Baba Tekin, "Davaya takipsizlik kararı verildi. 21 Temmuz'dan bu yana 6 ay içinde ihmallerle dolu bir tahkikat yürütüldü. İlk gün müracaatımızı yaptıktan sonra hiçbir araştırma yapılmadı. Şu an elimde 300'ün üzerinde evrak var ve bunların çoğu masa başında sonradan yazılmış tutanaklar. Oğlumun ilk bulunduğu gün, 3 Ağustos'ta olay yeri incelemenin en ufak delilleri dahi araştırması gerekirken viyadükten aşağı inmeye bile tenezzül etmediler. İntihar olduğunu söylediler. 'Yapmaz benim yavrum' desem de dinlemediler" dedi.
'YAĞMUR YAĞDIĞI İÇİN HER ŞEY SİLİNMİŞTİ'
Olay sonrası başka görgü tanıklarının da ortaya çıktığını söyleyen Tekin, "Sonraki zamanlarda görgü tanıkları çıktı. Hatta viyadüğe yakın bir şantiye bekçisinin de gördüğünü öğrendik. Bekçinin anlattıkları çocuğumun eşkaline tam uyuyor. Yanında birkaç kişi olduğunu, sonra beyaz bir piyasa taksisi geldiğini söylüyor ve plakasını veriyor. Fakat polise verdiği ifadede, görmediğini, bilmediğini söylüyor. Ayın 25'inde gönüllüler olarak viyadüğü aradık. Aslında 1,5 metre yakınına gelmişiz fakat hiçbir koku almadık ve görmedik. 3 Ağustos'ta ise elleriyle koymuş gibi oradan bulup, çıkarttılar. Olay yeri incelemeyi sonradan istedim. 'Araştırma yapılsın, yukarıda kan izleri gördüm, yağmur yağmadan bakılsın' dedim. Polis, savcılığın talimatından 1 hafta sonra geldi. Fakat yağmur yağdığı için her şey silinmişti" diye konuştu.

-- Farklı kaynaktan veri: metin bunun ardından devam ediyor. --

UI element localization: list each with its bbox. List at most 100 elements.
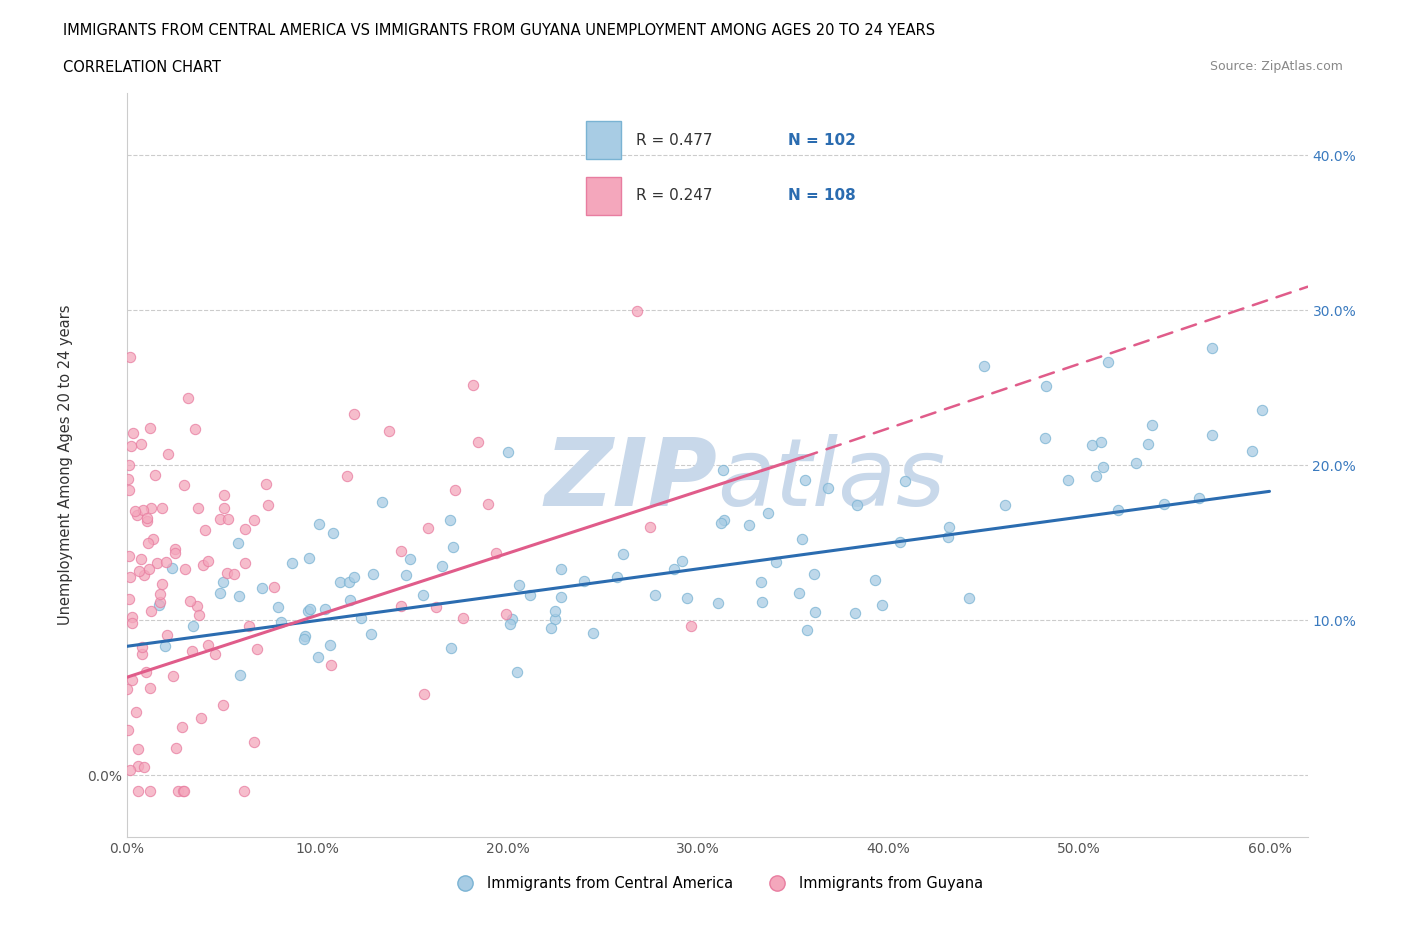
- Point: [477, 497, 499, 512]
- Point: [120, 439, 142, 454]
- Point: [318, 637, 340, 652]
- Point: [148, 587, 170, 602]
- Point: [787, 586, 810, 601]
- Point: [371, 495, 394, 510]
- Point: [181, 644, 204, 658]
- Point: [243, 512, 266, 527]
- Point: [430, 559, 453, 574]
- Point: [1084, 469, 1107, 484]
- Point: [550, 590, 572, 604]
- Point: [208, 512, 231, 526]
- Point: [165, 740, 187, 755]
- Point: [238, 618, 260, 633]
- Point: [994, 498, 1017, 512]
- Point: [796, 622, 818, 637]
- Point: [626, 304, 648, 319]
- Point: [1092, 460, 1115, 475]
- Point: [804, 604, 827, 619]
- Point: [863, 573, 886, 588]
- Point: [115, 682, 138, 697]
- Point: [132, 567, 155, 582]
- Point: [412, 588, 434, 603]
- Point: [121, 616, 143, 631]
- Point: [957, 591, 980, 605]
- Point: [270, 615, 292, 630]
- Point: [280, 556, 302, 571]
- Point: [399, 551, 422, 566]
- Point: [214, 500, 236, 515]
- Point: [187, 501, 209, 516]
- Point: [360, 627, 382, 642]
- Point: [156, 628, 179, 643]
- Point: [544, 612, 567, 627]
- Point: [294, 631, 316, 646]
- Point: [612, 547, 634, 562]
- Point: [132, 503, 155, 518]
- Point: [519, 587, 541, 602]
- Point: [146, 556, 169, 571]
- Point: [1201, 427, 1223, 442]
- Point: [676, 590, 699, 604]
- Point: [233, 555, 256, 570]
- Point: [218, 512, 240, 526]
- Point: [179, 594, 201, 609]
- Point: [844, 605, 866, 620]
- Point: [749, 574, 772, 589]
- Point: [297, 604, 319, 618]
- Point: [118, 483, 141, 498]
- Point: [441, 539, 464, 554]
- Point: [467, 435, 489, 450]
- Point: [129, 551, 152, 566]
- Point: [572, 573, 595, 588]
- Point: [495, 606, 517, 621]
- Point: [343, 570, 366, 585]
- Point: [212, 698, 235, 712]
- Point: [263, 579, 285, 594]
- Point: [128, 564, 150, 578]
- Point: [174, 562, 197, 577]
- Text: atlas: atlas: [717, 434, 945, 525]
- Point: [139, 420, 162, 435]
- Point: [444, 483, 467, 498]
- Point: [1107, 502, 1129, 517]
- Point: [679, 618, 702, 633]
- Point: [197, 638, 219, 653]
- Point: [127, 741, 149, 756]
- Text: ZIP: ZIP: [544, 434, 717, 525]
- Point: [1090, 435, 1112, 450]
- Point: [794, 472, 817, 487]
- Point: [145, 468, 167, 483]
- Point: [1140, 418, 1163, 432]
- Point: [582, 626, 605, 641]
- Point: [212, 575, 235, 590]
- Point: [125, 508, 148, 523]
- Point: [129, 437, 152, 452]
- Point: [118, 570, 141, 585]
- Point: [155, 638, 177, 653]
- Point: [1201, 340, 1223, 355]
- Point: [233, 783, 256, 798]
- Point: [395, 568, 418, 583]
- Point: [889, 535, 911, 550]
- Point: [1251, 403, 1274, 418]
- Point: [606, 570, 628, 585]
- Point: [337, 574, 360, 589]
- Point: [938, 519, 960, 534]
- Point: [845, 498, 868, 512]
- Point: [550, 561, 572, 576]
- Point: [713, 512, 735, 527]
- Point: [267, 600, 290, 615]
- Point: [162, 561, 184, 576]
- Point: [139, 783, 162, 798]
- Point: [242, 734, 264, 749]
- Point: [120, 763, 142, 777]
- Point: [322, 525, 344, 540]
- Point: [208, 586, 231, 601]
- Point: [872, 597, 894, 612]
- Point: [439, 512, 461, 527]
- Text: CORRELATION CHART: CORRELATION CHART: [63, 60, 221, 75]
- Point: [215, 566, 238, 581]
- Point: [738, 517, 761, 532]
- Point: [508, 578, 530, 592]
- Point: [250, 580, 273, 595]
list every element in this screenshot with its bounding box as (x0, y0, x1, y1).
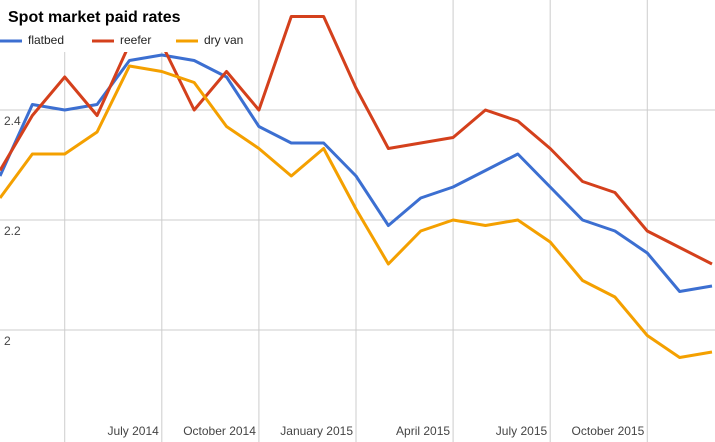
y-tick-label: 2.4 (4, 114, 21, 128)
legend-label: reefer (120, 33, 151, 47)
legend-label: dry van (204, 33, 243, 47)
y-tick-label: 2.2 (4, 224, 21, 238)
series-line (0, 64, 713, 359)
x-tick-label: October 2015 (572, 424, 645, 438)
series-line (0, 53, 713, 293)
lines (0, 15, 713, 359)
x-tick-label: October 2014 (183, 424, 256, 438)
legend-background (0, 0, 250, 52)
chart-title: Spot market paid rates (8, 9, 181, 26)
y-tick-label: 2 (4, 334, 11, 348)
x-tick-label: April 2015 (396, 424, 450, 438)
series-line (0, 15, 713, 266)
legend: flatbed reefer dry van (0, 33, 243, 47)
legend-label: flatbed (28, 33, 64, 47)
x-tick-label: January 2015 (280, 424, 353, 438)
x-tick-label: July 2014 (107, 424, 159, 438)
x-tick-label: July 2015 (496, 424, 548, 438)
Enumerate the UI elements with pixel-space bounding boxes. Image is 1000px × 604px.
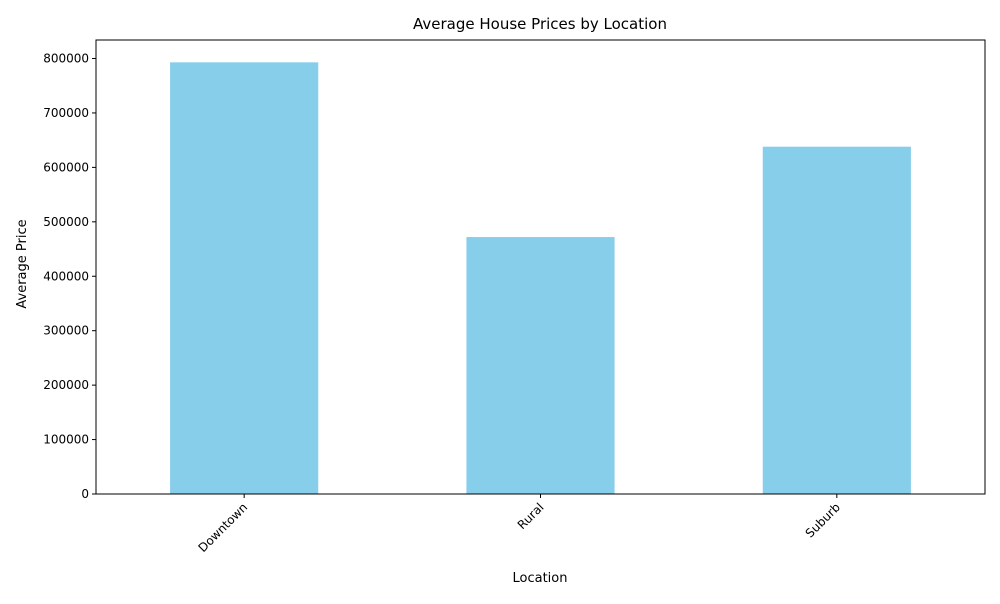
bar-suburb [762,146,911,495]
y-tick-label: 200000 [43,378,89,392]
y-tick-label: 600000 [43,160,89,174]
x-tick-label: Rural [515,500,547,532]
x-tick-label: Suburb [803,500,843,540]
y-tick-label: 800000 [43,52,89,66]
plot-frame [95,39,986,495]
chart-title: Average House Prices by Location [413,15,667,33]
bar-rural [466,237,615,495]
x-tick-label: Downtown [196,500,251,555]
bars-group [170,62,911,495]
y-tick-label: 700000 [43,106,89,120]
x-axis-label: Location [513,571,568,586]
y-tick-label: 0 [81,487,89,501]
y-tick-label: 100000 [43,433,89,447]
y-axis-label: Average Price [15,219,30,308]
y-tick-label: 300000 [43,324,89,338]
y-tick-label: 500000 [43,215,89,229]
y-tick-label: 400000 [43,269,89,283]
bar-downtown [170,62,319,495]
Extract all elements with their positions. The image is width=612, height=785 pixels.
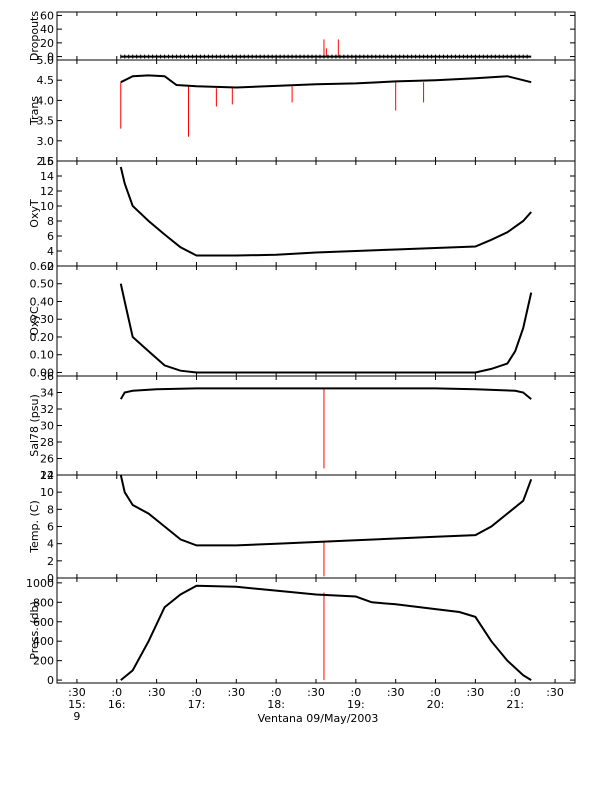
y-axis-label: Trans [28, 96, 41, 126]
y-tick-label: 600 [33, 616, 54, 629]
y-tick-label: 4.0 [37, 94, 55, 107]
series-line [120, 74, 532, 89]
x-axis: :3015:9:016::30:017::30:018::30:019::30:… [68, 686, 564, 723]
x-tick-label: :30 [68, 686, 86, 699]
panel-frame [56, 265, 576, 377]
series-line [120, 584, 532, 681]
y-axis-label: OxyC [28, 306, 41, 336]
series-line [119, 387, 532, 400]
y-tick-label: 4 [47, 245, 54, 258]
panel-4: 36 34 32 30 28 26 24 Sal78 (psu) [28, 370, 576, 482]
y-tick-label: 30 [40, 420, 54, 433]
x-tick-label: 19: [347, 698, 365, 711]
x-tick-label: 20: [427, 698, 445, 711]
y-tick-label: 3.0 [37, 135, 55, 148]
series-line [119, 166, 532, 257]
y-tick-label: 20 [40, 37, 54, 50]
y-tick-label: 36 [40, 370, 54, 383]
panel-frame [56, 11, 576, 61]
y-tick-label: 3.5 [37, 115, 55, 128]
y-axis-label: Temp. (C) [28, 500, 41, 554]
x-tick-label: 18: [267, 698, 285, 711]
y-tick-label: 14 [40, 170, 54, 183]
x-tick-label: :30 [227, 686, 245, 699]
y-tick-label: 200 [33, 655, 54, 668]
x-tick-label: 17: [188, 698, 206, 711]
panel-frame [56, 160, 576, 267]
x-tick-label: :0 [350, 686, 361, 699]
x-tick-label: :30 [307, 686, 325, 699]
y-tick-label: 28 [40, 436, 54, 449]
y-tick-label: 0 [47, 674, 54, 687]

'10 SENE İÇİNDE BURADA BAŞKA ÖLÜMLER DE YAŞANDI'
Dosyanın kapatıldığını belirten Tekin, "15 Aralık'ta savcı ile görüştük. Bize artık yapılacak bir şey olmadığını, dosyada sona gelindiğini, benim iddialarımın geçerliliği olmadığını, görgü tanıklarının bizim söylediklerimizi anlatmadığını söyledi ve dosya kapatıldı. İnşallah bir şey çıkar, çocuğum burada bu kadar dolaştıysa mutlaka gören olmuştur. Görenler, duyanlar olduysa; maddi-manevi arkalarındayım. Buraya çit taktıklarında ve mobese kamerası kurduklarında buradaydım. Köprü yapılalı bunca zaman oldu. 10 sene içinde burada başka ölümler de yaşandı. Selfie çekerken hayatını kaybeden insanlar oldu. Önlemi yeni alarak günah mı çıkarıyorlar" dedi.